Ce que j’évoque ici est une question de référentiel. Nous ne pouvons mesurer le progrès des choses que par rapport à une norme établie. En ce qui me concerne, c’est la France capitaliste ultra-fiscalisée et l’Europe désynchronisée, qui m’impose une manière de vivre et qui m’impose tout court, s’évertuant à faire perdurer un modèle économique, social et politique dans un contexte houleux et à la limite de l’explosion atomique. Et dans ce référentiel, on nous tient pour acquis que le travail est la clé de tout. Mais du travail, il n’y en a plus… Le modèle social lui-même est en danger et l’économie elle-même est une mécanique qui nous entraîne à note propre perdition. Tout devrait être repensé.
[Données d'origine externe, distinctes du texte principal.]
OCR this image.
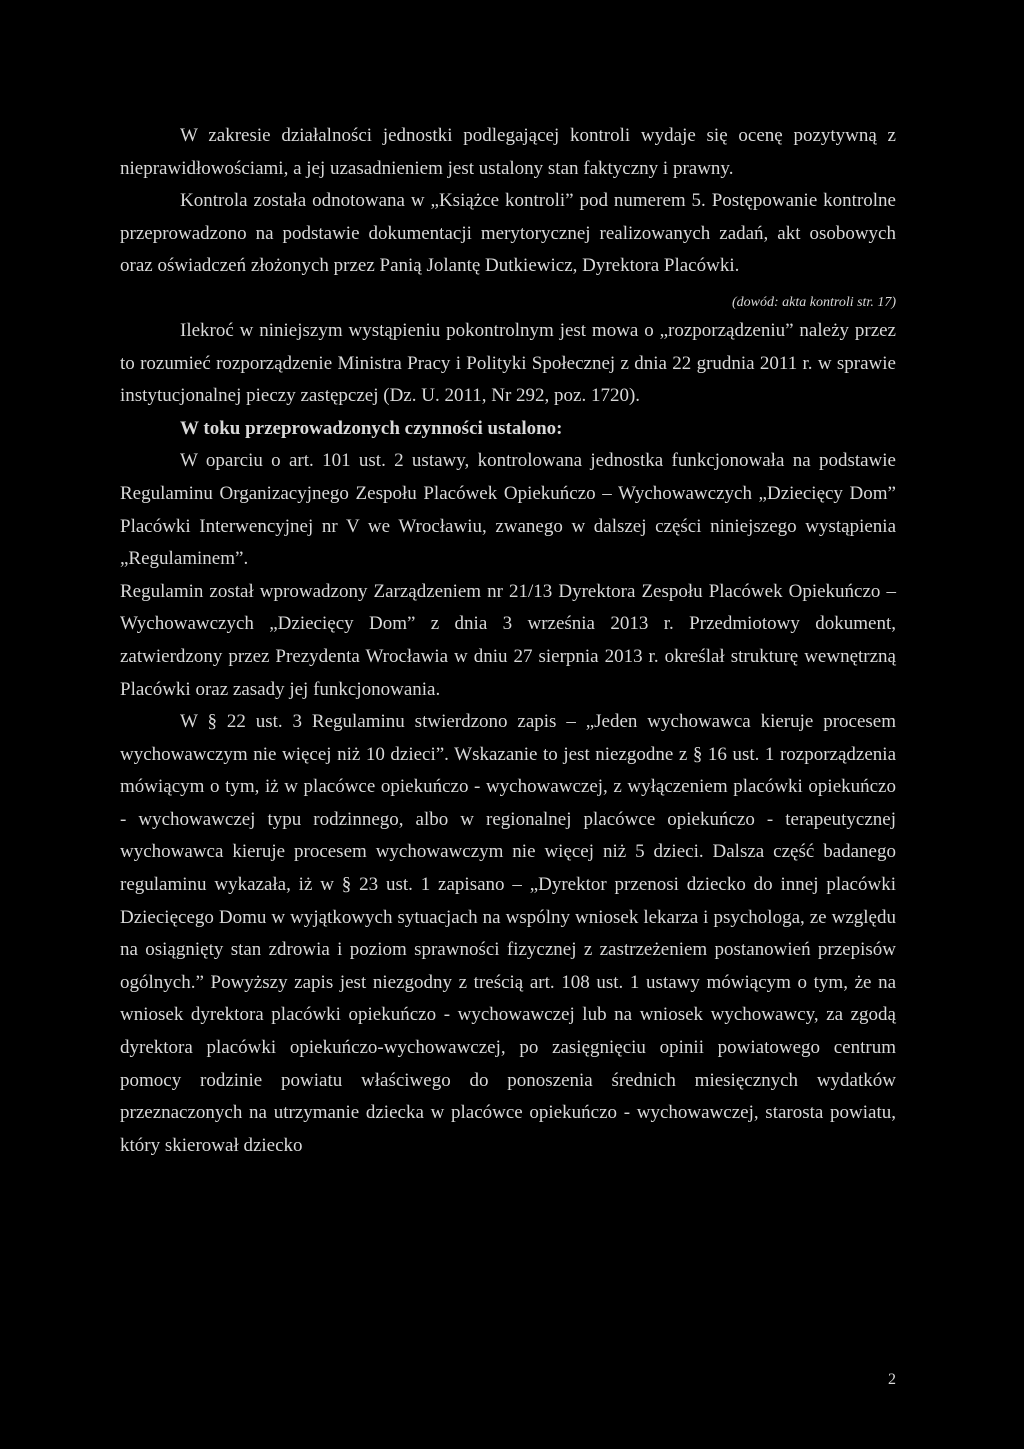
W zakresie działalności jednostki podlegającej kontroli wydaje się ocenę pozytywną z nieprawidłowościami, a jej uzasadnieniem jest ustalony stan faktyczny i prawny.

Kontrola została odnotowana w „Książce kontroli” pod numerem 5. Postępowanie kontrolne przeprowadzono na podstawie dokumentacji merytorycznej realizowanych zadań, akt osobowych oraz oświadczeń złożonych przez Panią Jolantę Dutkiewicz, Dyrektora Placówki.

(dowód: akta kontroli str. 17)

Ilekroć w niniejszym wystąpieniu pokontrolnym jest mowa o „rozporządzeniu” należy przez to rozumieć rozporządzenie Ministra Pracy i Polityki Społecznej z dnia 22 grudnia 2011 r. w sprawie instytucjonalnej pieczy zastępczej (Dz. U. 2011, Nr 292, poz. 1720).

W toku przeprowadzonych czynności ustalono:

W oparciu o art. 101 ust. 2 ustawy, kontrolowana jednostka funkcjonowała na podstawie Regulaminu Organizacyjnego Zespołu Placówek Opiekuńczo – Wychowawczych „Dziecięcy Dom” Placówki Interwencyjnej nr V we Wrocławiu, zwanego w dalszej części niniejszego wystąpienia „Regulaminem”.

Regulamin został wprowadzony Zarządzeniem nr 21/13 Dyrektora Zespołu Placówek Opiekuńczo – Wychowawczych „Dziecięcy Dom” z dnia 3 września 2013 r. Przedmiotowy dokument, zatwierdzony przez Prezydenta Wrocławia w dniu 27 sierpnia 2013 r. określał strukturę wewnętrzną Placówki oraz zasady jej funkcjonowania.

W § 22 ust. 3 Regulaminu stwierdzono zapis – „Jeden wychowawca kieruje procesem wychowawczym nie więcej niż 10 dzieci”. Wskazanie to jest niezgodne z § 16 ust. 1 rozporządzenia mówiącym o tym, iż w placówce opiekuńczo - wychowawczej, z wyłączeniem placówki opiekuńczo - wychowawczej typu rodzinnego, albo w regionalnej placówce opiekuńczo - terapeutycznej wychowawca kieruje procesem wychowawczym nie więcej niż 5 dzieci. Dalsza część badanego regulaminu wykazała, iż w § 23 ust. 1 zapisano – „Dyrektor przenosi dziecko do innej placówki Dziecięcego Domu w wyjątkowych sytuacjach na wspólny wniosek lekarza i psychologa, ze względu na osiągnięty stan zdrowia i poziom sprawności fizycznej z zastrzeżeniem postanowień przepisów ogólnych.” Powyższy zapis jest niezgodny z treścią art. 108 ust. 1 ustawy mówiącym o tym, że na wniosek dyrektora placówki opiekuńczo - wychowawczej lub na wniosek wychowawcy, za zgodą dyrektora placówki opiekuńczo-wychowawczej, po zasięgnięciu opinii powiatowego centrum pomocy rodzinie powiatu właściwego do ponoszenia średnich miesięcznych wydatków przeznaczonych na utrzymanie dziecka w placówce opiekuńczo - wychowawczej, starosta powiatu, który skierował dziecko

2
Alors je pose une question, comme dirait un certain politicien : est-ce qu’il n’est pas temps de se réveiller et de faire quelque chose de concret pour l’avenir ? On n’est pas obligé d’attendre que tout pète pour échanger des idées et faire valoir notre propre droit à la connerie (oui parce que, ne nous leurrons pas, ceux qui nous gouvernent ne sont pas des imbéciles… Ils savent ce qu’ils font, et parfois ils savent pertinemment qu’ils font mal les choses. Donc, des bêtises, on peut en sortir un grand nombre avant que ça soit de réelles bonnes idées). On peut philosopher longtemps sur la vacuité de « carpe diem ». Une phrase qui ressemble plus à « au diable les autres, au diable le monde, je me mets des œillères et j’essaie d’avoir une petite vie pépère ». Le problème de cette vision « carpediemiste » est que le modèle socialo-économique du monde est basé dessus. C’est l’argument de vente de la majorité des gouvernements de la planète que d’offrir à leurs « sujets » une petite vie tranquille. C’est un néon de bonheur clignotant sur le plafonnier des partis politiques. Mais ce qu’on oublie, toujours, tout le temps, c’est que c’est un putain de narcotique qu’on nous injecte à tour de bras pour nous faire croire que tout va bien.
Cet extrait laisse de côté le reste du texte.